Finnikin is brave and stubborn and admittedly a little sexist. As his feelings for Evanjalin grow he does admit he’s not sure he likes having a woman in charge of him (even though she is most of the time).
Evanjalin is one of the strongest female characters I’ve seen in ages without being an outright bitch. Occasionally she is but it makes sense in context. As her many layers are revealed, her life has been one of many horrors. She is cold and dark and very capable of doing some really nasty things if she has to.
Froi is one of the more complicated (and unlikeable) of the characters. He is a monster when he first crosses their paths but again (and not as an excuse for the things he does, this isn’t unexpected.
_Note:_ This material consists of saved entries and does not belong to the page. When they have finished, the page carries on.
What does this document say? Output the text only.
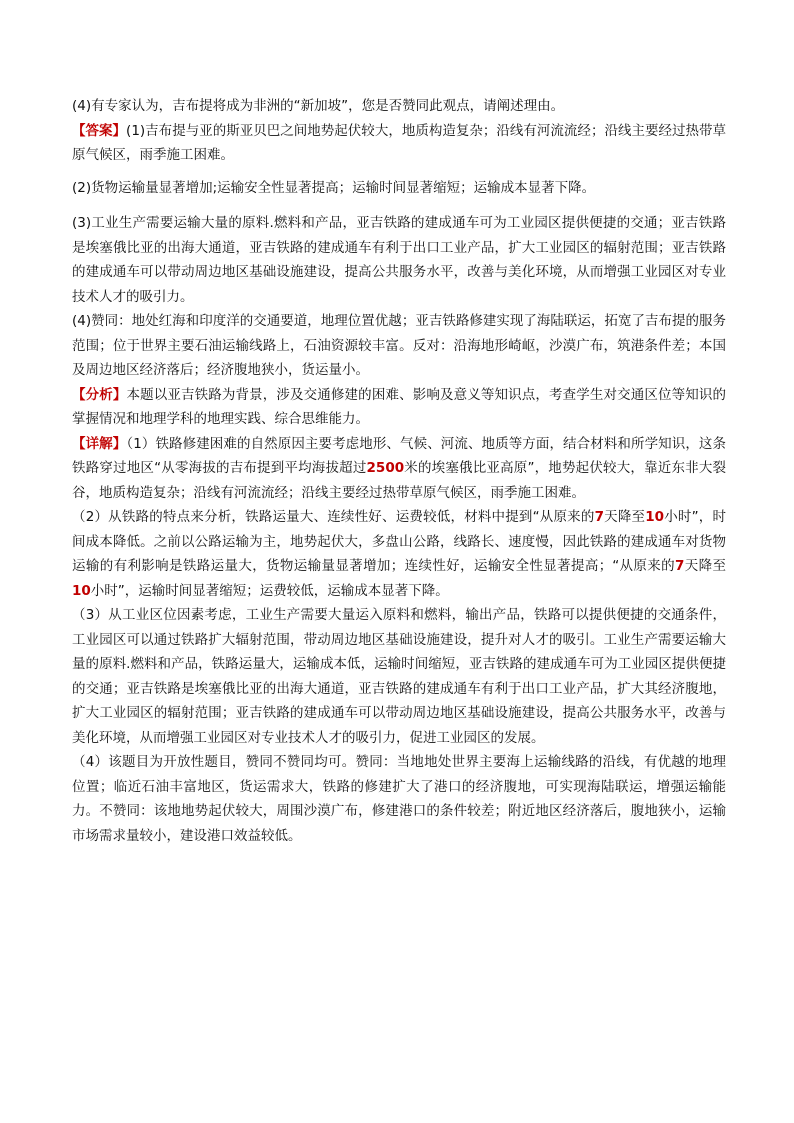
(4)有专家认为，吉布提将成为非洲的“新加坡”，您是否赞同此观点，请阐述理由。

【答案】(1)吉布提与亚的斯亚贝巴之间地势起伏较大，地质构造复杂；沿线有河流流经；沿线主要经过热带草原气候区，雨季施工困难。

(2)货物运输量显著增加;运输安全性显著提高；运输时间显著缩短；运输成本显著下降。

(3)工业生产需要运输大量的原料.燃料和产品，亚吉铁路的建成通车可为工业园区提供便捷的交通；亚吉铁路是埃塞俄比亚的出海大通道，亚吉铁路的建成通车有利于出口工业产品，扩大工业园区的辐射范围；亚吉铁路的建成通车可以带动周边地区基础设施建设，提高公共服务水平，改善与美化环境，从而增强工业园区对专业技术人才的吸引力。

(4)赞同：地处红海和印度洋的交通要道，地理位置优越；亚吉铁路修建实现了海陆联运，拓宽了吉布提的服务范围；位于世界主要石油运输线路上，石油资源较丰富。反对：沿海地形崎岖，沙漠广布，筑港条件差；本国及周边地区经济落后；经济腹地狭小，货运量小。

【分析】本题以亚吉铁路为背景，涉及交通修建的困难、影响及意义等知识点，考查学生对交通区位等知识的掌握情况和地理学科的地理实践、综合思维能力。

【详解】（1）铁路修建困难的自然原因主要考虑地形、气候、河流、地质等方面，结合材料和所学知识，这条铁路穿过地区“从零海拔的吉布提到平均海拔超过2500米的埃塞俄比亚高原”，地势起伏较大，靠近东非大裂谷，地质构造复杂；沿线有河流流经；沿线主要经过热带草原气候区，雨季施工困难。

（2）从铁路的特点来分析，铁路运量大、连续性好、运费较低，材料中提到“从原来的7天降至10小时”，时间成本降低。之前以公路运输为主，地势起伏大，多盘山公路，线路长、速度慢，因此铁路的建成通车对货物运输的有利影响是铁路运量大，货物运输量显著增加；连续性好，运输安全性显著提高；“从原来的7天降至10小时”，运输时间显著缩短；运费较低，运输成本显著下降。

（3）从工业区位因素考虑，工业生产需要大量运入原料和燃料，输出产品，铁路可以提供便捷的交通条件，工业园区可以通过铁路扩大辐射范围，带动周边地区基础设施建设，提升对人才的吸引。工业生产需要运输大量的原料.燃料和产品，铁路运量大，运输成本低，运输时间缩短，亚吉铁路的建成通车可为工业园区提供便捷的交通；亚吉铁路是埃塞俄比亚的出海大通道，亚吉铁路的建成通车有利于出口工业产品，扩大其经济腹地，扩大工业园区的辐射范围；亚吉铁路的建成通车可以带动周边地区基础设施建设，提高公共服务水平，改善与美化环境，从而增强工业园区对专业技术人才的吸引力，促进工业园区的发展。

（4）该题目为开放性题目，赞同不赞同均可。赞同：当地地处世界主要海上运输线路的沿线，有优越的地理位置；临近石油丰富地区，货运需求大，铁路的修建扩大了港口的经济腹地，可实现海陆联运，增强运输能力。不赞同：该地地势起伏较大，周围沙漠广布，修建港口的条件较差；附近地区经济落后，腹地狭小，运输市场需求量较小，建设港口效益较低。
You raise a child like he was raised and a monster is exactly what you get). He’s a young (younger than Finnikin by four or five years) thief who is used to taking what he wants and that includes trying to rape Evanjalin (who promptly sells his butt to slavers even more monstrous than he is) but as the story goes, when the others give him a purpose, he finds something to believe in and becomes incredible protective of Evanjalin.
I could have read this in a day or two had I the time. It is dark. It contains cruelty but it’s about stolen kingdoms and destroyed lives. This is as real as fantasy is going to get. People generally do not deal with horror by becoming beacons of bubbling hope and light. Their hope is muted and they have an edge.
Not to say it’s not without a few issues. Finnikin, upon learning Evanjalin’s secrets (I guessed them), goes on a little too long in resisting what he knows he wants to the point I did want to slap him. Towards the end, Evanjalin was a bit too forgiving of what Froi did even though she says she will never forget it. Overall, for me, these things were minor. Better yet, (don’t get me wrong I love series), this is complete within itself. No cliffhanger. No nothing. It’s certain open to revisiting them down the road but it’s a complete story and I was glad of it.